Members of the public asked why Santa Barbara County is maintaining the original stay-at-home order when it appears neighboring San Luis Obispo and Ventura counties are not. County CEO Mona Miyasato said that while it looks that way, those counties actually self-imposed harsher restrictions earlier in the pandemic and are now stripping those, but they are still maintaining the same stay-at-home order Santa Barbara follows. For example, Ventura County closed its beaches despite it not being a requirement of the governor’s order but has now reopened them.
The supervisors also addressed the most critical issue for opening back up: funding. Though the full financial hit is still unclear, last week 2nd District Supervisor Gregg Hart projected a total loss of about $37-$40 million. The county is not eligible to receive funds from the federal CARES Act because its population is under 500,000. And despite making the list of the top 15 counties with the greatest number of cases and top 10 counties with the greatest number of ICU patients (as of April 15), Santa Barbara will be the only one on the list that won’t receive CARES money.
So the supervisors voted unanimously (including reluctant Adam) to send this letter to Governor Gavin Newsom today asking for the cash to make his six-step framework for reopening the economy possible.
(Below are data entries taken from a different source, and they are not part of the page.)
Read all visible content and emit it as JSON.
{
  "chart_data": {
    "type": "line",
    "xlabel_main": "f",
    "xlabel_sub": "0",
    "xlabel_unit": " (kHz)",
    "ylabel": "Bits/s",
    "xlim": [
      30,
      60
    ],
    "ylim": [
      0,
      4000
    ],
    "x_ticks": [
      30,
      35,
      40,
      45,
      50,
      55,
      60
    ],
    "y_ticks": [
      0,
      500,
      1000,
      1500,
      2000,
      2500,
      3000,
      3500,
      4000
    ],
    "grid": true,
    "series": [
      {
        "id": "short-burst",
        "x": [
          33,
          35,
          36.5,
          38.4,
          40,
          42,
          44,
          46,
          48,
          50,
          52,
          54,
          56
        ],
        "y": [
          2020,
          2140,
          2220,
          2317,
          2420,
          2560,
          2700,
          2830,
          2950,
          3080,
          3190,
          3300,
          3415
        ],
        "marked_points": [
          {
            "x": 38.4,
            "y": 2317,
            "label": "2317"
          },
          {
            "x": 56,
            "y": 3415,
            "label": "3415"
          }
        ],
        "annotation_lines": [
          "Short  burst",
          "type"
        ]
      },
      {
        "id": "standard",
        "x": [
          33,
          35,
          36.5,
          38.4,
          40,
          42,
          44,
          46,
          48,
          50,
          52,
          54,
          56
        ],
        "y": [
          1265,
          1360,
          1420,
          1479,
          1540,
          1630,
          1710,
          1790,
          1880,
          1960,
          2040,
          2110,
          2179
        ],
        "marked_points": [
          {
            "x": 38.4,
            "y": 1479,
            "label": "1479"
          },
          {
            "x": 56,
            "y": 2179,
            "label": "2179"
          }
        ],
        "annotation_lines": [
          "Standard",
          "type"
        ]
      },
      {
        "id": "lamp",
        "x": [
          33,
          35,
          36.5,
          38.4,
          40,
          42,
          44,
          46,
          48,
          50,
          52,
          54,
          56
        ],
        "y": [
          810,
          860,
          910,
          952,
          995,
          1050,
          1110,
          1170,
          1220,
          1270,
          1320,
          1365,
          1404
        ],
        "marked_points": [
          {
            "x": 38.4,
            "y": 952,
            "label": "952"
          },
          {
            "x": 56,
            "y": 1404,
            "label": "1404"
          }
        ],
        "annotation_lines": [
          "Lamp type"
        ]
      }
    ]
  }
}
Step one is the highest hurdle to make because it requires a substantial increase in testing capacity, which has so far been difficult to come by.
Public Health Director Do-Reynoso also presented the first-ever breakdown of the county’s positive cases by ethnicity. In order to retrieve the data, public health had to interview past and current COVID-19 patients and were unable to track all of them. She said the department was able to touch base with 307 out of the 416 cases — about 74 percent. Those include 86 cases from the Lompoc Prison.
Of the 416 cases, 61 percent are Hispanic or Latino, 31 percent are white, and all others account for two percent or less of the population so are statistically insignificant. When you compare them to their representation in the county overall, the Latino population is overrepresented in COVID-19 cases, and the white population is underrepresented.
Latinos make up 48 percent of the population despite being 61 percent of the cases. The white population accounts for 43 percent of the population, though they are only 31 percent of the total positive cases.
“I am struck by the fact that they demonstrate structural equity issues,” Supervisor Hart said. “Historically our communities of color and our immigrant communities haven’t had equitable access to preventive care, culturally responsive health information, or jobs that allow them to socially distance or access to paid leave.”
When Supervisor Joan Hartmann asked what else is contributing to the inequities and what can be done to alleviate them, Do-Reynoso said her team has already been working on it.
“The Immigrant Public Health Task Force is asking all of those questions,” Do-Reynoso said. She also pointed to public health’s new website that is solely in Spanish, the updates and information tweeted in Spanish in real time, and the county’s partners in interpretation as ways to ensure the county’s Spanish-speaking and Latino communities are receiving care and resources for the pandemic.